Grazie al Freedom of Information (FOI) Act la rivista New Scientist è riuscita a ottenere le richieste rivolte a ChatGPT da parte di Peter Kyle, segretario alla tecnologia del governo britannico, guidato dal laburista Kier Starmer. Come si legge in questo articolo al chatbot sono stati chiesti vari suggerimenti, ad esempio, sulle possibili ragioni in base alle quali l’adozione dell’AI sarebbe così lenta tra le PMI britanniche. Kyle ha anche voluto farsi indicare in quali podcast avrebbe fatto meglio a partecipare come ospite per raccontare quel che l’esecutivo sta facendo.
Cosa sta succedendo a Downing Street con l’AI
Il governo di Sua Maestà sembra essere tra i più proattivi per quanto riguarda un’approccio positivo all’Intelligenza artificiale. «Nessuna persona – ha detto il primo ministro Starmer – dovrebbe dedicare il proprio tempo a un compito che il digitale o l’Intelligenza artificiale possono svolgere meglio, più rapidamente e con la stessa qualità e gli stessi standard». Si spiega dunque anche così il motivo per cui il segretario Kyle ha iniziato a utilizzarla per ragioni di lavoro.

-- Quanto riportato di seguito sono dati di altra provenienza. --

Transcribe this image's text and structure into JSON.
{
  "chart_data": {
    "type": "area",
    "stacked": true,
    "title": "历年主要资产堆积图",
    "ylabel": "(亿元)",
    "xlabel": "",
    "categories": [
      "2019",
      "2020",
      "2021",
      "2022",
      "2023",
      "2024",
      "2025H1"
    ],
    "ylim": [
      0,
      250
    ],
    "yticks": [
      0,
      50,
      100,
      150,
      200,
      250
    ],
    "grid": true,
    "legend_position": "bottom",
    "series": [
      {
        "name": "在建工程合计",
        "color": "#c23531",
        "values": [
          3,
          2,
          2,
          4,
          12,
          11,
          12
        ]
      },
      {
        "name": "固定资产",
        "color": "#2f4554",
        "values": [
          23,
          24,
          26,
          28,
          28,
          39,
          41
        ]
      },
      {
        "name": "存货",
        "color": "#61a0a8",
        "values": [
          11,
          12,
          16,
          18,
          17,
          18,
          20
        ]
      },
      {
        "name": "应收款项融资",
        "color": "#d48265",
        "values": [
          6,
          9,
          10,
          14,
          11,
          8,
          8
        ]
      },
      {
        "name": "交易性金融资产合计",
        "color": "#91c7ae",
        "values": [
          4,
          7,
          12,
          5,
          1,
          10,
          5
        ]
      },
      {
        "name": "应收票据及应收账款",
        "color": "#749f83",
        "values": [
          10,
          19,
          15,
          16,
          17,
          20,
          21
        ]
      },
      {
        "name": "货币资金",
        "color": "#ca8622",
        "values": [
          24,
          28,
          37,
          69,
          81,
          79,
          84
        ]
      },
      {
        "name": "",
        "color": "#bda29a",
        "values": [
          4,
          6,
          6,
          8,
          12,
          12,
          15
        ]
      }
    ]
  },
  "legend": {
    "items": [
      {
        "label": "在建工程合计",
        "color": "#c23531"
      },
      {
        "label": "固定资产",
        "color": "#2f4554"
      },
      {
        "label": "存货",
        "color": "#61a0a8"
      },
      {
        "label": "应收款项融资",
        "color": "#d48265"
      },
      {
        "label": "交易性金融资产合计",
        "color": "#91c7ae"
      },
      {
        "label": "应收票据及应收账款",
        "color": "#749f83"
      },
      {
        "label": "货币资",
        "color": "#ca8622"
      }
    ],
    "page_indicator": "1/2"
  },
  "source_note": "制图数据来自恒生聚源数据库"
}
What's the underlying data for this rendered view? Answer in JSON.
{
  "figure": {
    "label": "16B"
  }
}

Stando a Downing Street, l’AI può innovare soprattutto nel settore della PA e dei servizi governativi. «Se portiamo avanti la digitalizzazione dei servizi governativi ci sono fino a 45 miliardi di sterline di risparmi e benefici per la produttività», sempre le parole di Starmer. Come però già successo in questi anni vanno evidenziate potenziali criticità: diversi governi ed enti hanno richiesto ai propri dipendenti di non utilizzare servizi di AI per il timore che dati sensibili (come file allegati, informazioni riservate, etc.) vengano dati in pasto all’Intelligenza artificiale di turno. Così facendo contenuti così delicati verrebbero ceduti a società terze.
Nonostante una certa cautela rispetto all’AI, Bruxelles ha voluto di recente annunciare un piano da 200 miliardi di euro per essere competitiva sulla materia. In un’intervista che abbiamo ripreso sul magazine ad Alec Ross, l’ex advisor dell’amministrazione Obama ha però detto: «Sono parole vuote anche gli annunci sui 200 miliardi di euro di investimenti in intelligenza artificiale fatti da Ursula von der Leyen».